Ooh wow that is scary as all hell, glad you and your family are save man.


----------



## Kuhlkatz (28/2/16)

Wow @Jakey , I'm glad this one had a happy(ish) ending. It at least ended better than what could be expected in situations like this. It just shows again that we never think of becoming targets ourselves.
Most of us would not think twice of splashing on out vape kit, as it's better for us than smoking.
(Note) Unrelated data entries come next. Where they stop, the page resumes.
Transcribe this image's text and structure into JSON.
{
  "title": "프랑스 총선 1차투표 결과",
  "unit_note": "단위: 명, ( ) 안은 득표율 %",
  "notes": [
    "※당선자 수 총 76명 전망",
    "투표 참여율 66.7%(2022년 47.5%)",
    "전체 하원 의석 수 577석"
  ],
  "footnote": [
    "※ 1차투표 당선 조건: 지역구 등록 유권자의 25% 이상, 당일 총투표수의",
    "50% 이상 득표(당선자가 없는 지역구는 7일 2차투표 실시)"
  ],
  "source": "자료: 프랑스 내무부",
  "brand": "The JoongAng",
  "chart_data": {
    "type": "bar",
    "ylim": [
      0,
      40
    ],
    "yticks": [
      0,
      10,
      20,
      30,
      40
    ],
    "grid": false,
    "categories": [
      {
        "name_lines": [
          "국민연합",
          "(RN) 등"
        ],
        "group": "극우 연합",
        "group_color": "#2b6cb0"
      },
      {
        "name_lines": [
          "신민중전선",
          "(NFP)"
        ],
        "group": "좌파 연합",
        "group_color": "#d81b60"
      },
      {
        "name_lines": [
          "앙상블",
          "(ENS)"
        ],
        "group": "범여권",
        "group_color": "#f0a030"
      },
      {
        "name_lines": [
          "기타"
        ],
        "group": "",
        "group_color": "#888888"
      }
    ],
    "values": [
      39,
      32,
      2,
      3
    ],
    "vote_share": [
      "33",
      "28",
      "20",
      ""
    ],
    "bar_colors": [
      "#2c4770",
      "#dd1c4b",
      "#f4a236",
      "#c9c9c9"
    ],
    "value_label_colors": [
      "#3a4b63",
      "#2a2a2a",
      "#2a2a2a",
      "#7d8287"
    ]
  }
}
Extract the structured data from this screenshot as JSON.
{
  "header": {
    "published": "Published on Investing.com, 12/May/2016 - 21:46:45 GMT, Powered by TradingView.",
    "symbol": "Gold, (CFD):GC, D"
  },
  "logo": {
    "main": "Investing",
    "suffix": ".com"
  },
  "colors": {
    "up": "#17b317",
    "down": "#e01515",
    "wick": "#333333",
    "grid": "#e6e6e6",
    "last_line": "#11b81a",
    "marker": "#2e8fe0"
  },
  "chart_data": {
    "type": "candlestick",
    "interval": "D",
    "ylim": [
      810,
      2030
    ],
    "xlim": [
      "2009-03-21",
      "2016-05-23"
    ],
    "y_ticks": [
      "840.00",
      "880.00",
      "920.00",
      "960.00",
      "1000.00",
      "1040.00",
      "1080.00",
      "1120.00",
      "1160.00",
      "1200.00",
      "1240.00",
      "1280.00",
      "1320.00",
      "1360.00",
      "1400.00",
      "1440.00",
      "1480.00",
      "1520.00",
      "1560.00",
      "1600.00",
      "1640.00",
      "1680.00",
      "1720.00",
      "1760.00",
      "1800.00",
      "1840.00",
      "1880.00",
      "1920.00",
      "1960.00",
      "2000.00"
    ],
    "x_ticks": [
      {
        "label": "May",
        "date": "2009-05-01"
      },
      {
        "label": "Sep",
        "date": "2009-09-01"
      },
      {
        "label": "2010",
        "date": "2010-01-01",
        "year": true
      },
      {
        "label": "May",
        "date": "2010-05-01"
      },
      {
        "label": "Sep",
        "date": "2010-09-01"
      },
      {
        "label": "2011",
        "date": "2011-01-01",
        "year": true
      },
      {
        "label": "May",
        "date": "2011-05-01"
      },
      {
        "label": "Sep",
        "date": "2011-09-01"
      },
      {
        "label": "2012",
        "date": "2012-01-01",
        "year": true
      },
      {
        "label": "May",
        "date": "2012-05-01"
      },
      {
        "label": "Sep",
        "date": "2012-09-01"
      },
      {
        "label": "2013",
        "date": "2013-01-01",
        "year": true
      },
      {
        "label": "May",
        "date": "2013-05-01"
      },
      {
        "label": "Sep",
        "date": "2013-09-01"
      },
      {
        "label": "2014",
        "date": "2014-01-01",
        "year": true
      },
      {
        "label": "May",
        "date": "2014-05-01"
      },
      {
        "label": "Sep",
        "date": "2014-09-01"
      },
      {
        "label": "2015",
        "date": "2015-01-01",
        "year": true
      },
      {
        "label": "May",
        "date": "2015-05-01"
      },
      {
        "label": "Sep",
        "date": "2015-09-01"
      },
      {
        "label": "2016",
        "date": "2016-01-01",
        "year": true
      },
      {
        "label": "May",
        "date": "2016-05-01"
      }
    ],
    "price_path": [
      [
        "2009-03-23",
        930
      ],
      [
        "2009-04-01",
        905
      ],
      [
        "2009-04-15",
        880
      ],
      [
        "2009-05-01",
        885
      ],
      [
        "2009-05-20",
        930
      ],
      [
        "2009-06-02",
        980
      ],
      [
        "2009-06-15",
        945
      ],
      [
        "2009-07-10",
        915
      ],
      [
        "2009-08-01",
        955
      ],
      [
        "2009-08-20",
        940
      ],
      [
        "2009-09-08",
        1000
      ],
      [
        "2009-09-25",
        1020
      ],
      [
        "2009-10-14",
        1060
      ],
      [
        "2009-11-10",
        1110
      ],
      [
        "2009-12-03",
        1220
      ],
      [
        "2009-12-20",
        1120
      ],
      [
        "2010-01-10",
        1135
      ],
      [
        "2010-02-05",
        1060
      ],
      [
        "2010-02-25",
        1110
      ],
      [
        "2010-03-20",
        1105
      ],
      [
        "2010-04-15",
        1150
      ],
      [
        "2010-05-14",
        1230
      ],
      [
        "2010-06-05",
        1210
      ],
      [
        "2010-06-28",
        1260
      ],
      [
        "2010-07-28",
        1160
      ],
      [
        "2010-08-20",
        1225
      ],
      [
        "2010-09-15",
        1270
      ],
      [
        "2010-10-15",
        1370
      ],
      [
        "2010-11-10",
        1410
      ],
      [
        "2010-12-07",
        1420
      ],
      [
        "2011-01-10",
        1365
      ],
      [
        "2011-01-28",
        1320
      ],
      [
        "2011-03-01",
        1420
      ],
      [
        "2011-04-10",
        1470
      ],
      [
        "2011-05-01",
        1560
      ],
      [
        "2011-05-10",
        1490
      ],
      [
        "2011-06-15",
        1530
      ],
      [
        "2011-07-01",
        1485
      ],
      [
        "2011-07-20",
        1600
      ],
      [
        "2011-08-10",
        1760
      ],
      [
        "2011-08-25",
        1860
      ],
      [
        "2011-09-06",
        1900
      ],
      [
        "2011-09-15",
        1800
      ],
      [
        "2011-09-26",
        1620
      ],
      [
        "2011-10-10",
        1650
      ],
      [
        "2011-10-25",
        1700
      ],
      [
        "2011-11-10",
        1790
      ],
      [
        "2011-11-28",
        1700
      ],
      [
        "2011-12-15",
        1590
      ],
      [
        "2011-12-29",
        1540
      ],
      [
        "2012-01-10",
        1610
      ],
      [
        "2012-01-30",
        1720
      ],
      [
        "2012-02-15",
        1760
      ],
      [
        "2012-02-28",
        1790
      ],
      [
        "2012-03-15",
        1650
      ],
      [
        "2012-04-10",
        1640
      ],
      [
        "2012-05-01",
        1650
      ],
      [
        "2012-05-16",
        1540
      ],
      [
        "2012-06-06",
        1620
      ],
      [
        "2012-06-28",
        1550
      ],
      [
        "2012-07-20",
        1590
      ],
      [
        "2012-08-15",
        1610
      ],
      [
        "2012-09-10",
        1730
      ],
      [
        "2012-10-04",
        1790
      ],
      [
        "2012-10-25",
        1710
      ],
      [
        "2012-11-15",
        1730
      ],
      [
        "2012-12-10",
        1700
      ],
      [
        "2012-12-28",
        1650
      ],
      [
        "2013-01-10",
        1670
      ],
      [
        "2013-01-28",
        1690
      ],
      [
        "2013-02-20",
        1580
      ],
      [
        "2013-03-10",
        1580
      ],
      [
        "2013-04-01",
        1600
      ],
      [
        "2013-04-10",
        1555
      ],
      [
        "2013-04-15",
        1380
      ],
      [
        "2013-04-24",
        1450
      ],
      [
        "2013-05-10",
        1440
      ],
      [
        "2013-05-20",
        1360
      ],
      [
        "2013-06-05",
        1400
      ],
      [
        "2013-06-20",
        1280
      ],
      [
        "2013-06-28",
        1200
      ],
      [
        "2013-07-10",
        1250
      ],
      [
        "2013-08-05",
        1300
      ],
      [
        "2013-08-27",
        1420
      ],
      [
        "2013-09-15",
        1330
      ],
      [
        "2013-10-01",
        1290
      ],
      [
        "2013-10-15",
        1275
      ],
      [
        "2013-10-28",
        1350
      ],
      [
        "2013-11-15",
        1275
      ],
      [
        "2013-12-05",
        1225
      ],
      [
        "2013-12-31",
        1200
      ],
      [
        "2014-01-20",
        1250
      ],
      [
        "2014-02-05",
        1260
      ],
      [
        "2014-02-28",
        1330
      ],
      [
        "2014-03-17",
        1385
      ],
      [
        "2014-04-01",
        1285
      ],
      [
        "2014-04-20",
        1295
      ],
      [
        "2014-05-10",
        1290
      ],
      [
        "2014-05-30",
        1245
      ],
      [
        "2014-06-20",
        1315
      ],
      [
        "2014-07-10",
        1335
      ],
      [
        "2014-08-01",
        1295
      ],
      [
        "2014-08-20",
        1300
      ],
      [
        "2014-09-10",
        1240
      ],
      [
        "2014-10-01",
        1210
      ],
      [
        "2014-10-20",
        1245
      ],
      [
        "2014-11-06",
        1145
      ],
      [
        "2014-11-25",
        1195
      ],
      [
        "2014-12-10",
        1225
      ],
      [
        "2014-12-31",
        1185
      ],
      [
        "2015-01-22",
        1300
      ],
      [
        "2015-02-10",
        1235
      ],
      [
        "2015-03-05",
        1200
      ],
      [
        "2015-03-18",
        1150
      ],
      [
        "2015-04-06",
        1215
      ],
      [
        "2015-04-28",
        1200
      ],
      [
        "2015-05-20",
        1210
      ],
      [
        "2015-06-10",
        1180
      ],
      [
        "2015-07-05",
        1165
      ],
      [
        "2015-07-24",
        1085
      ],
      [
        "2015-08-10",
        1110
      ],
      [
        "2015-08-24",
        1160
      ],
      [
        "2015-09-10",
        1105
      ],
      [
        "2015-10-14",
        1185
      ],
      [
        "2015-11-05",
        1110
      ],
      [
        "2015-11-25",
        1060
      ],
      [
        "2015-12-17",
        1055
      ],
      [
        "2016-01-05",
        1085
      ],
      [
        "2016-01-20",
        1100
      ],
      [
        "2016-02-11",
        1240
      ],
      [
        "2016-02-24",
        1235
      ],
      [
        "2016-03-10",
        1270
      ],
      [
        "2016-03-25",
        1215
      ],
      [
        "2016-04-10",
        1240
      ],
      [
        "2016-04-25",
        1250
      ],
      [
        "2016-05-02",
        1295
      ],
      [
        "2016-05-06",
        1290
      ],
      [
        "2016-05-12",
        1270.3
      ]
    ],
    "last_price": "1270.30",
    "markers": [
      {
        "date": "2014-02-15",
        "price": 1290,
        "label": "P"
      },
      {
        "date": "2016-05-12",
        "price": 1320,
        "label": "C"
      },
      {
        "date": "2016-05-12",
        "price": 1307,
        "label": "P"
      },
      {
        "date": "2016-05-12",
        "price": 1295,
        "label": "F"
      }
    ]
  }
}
I looks like we should approach safety and security in the same way - get decent kit and early warning systems as it's better than the outcomes if we do not have them.
Rather have a parachute and never use it as opposed to needing one and not having it.


----------



## Lord Vetinari (28/2/16)

DarkSide said:


> @Jakey Glad you and the family are safe, had a similar incident, gave chase, but those buggers move fast...on a lighter note, keep a safe for the firearm and another safe for all the vape gear!


Fire arms I will get off the intruder if he has any. I pity any person trying to break into my place. I dont care if I die. Me and God have an understanding. Makes me 20 times more dangerous than any person I will ever face. "OH you want to send me to paradise? Lets dance"


----------



## Silver (28/2/16)

Glad you safe @Jakey
Hair raising to read these types of things


----------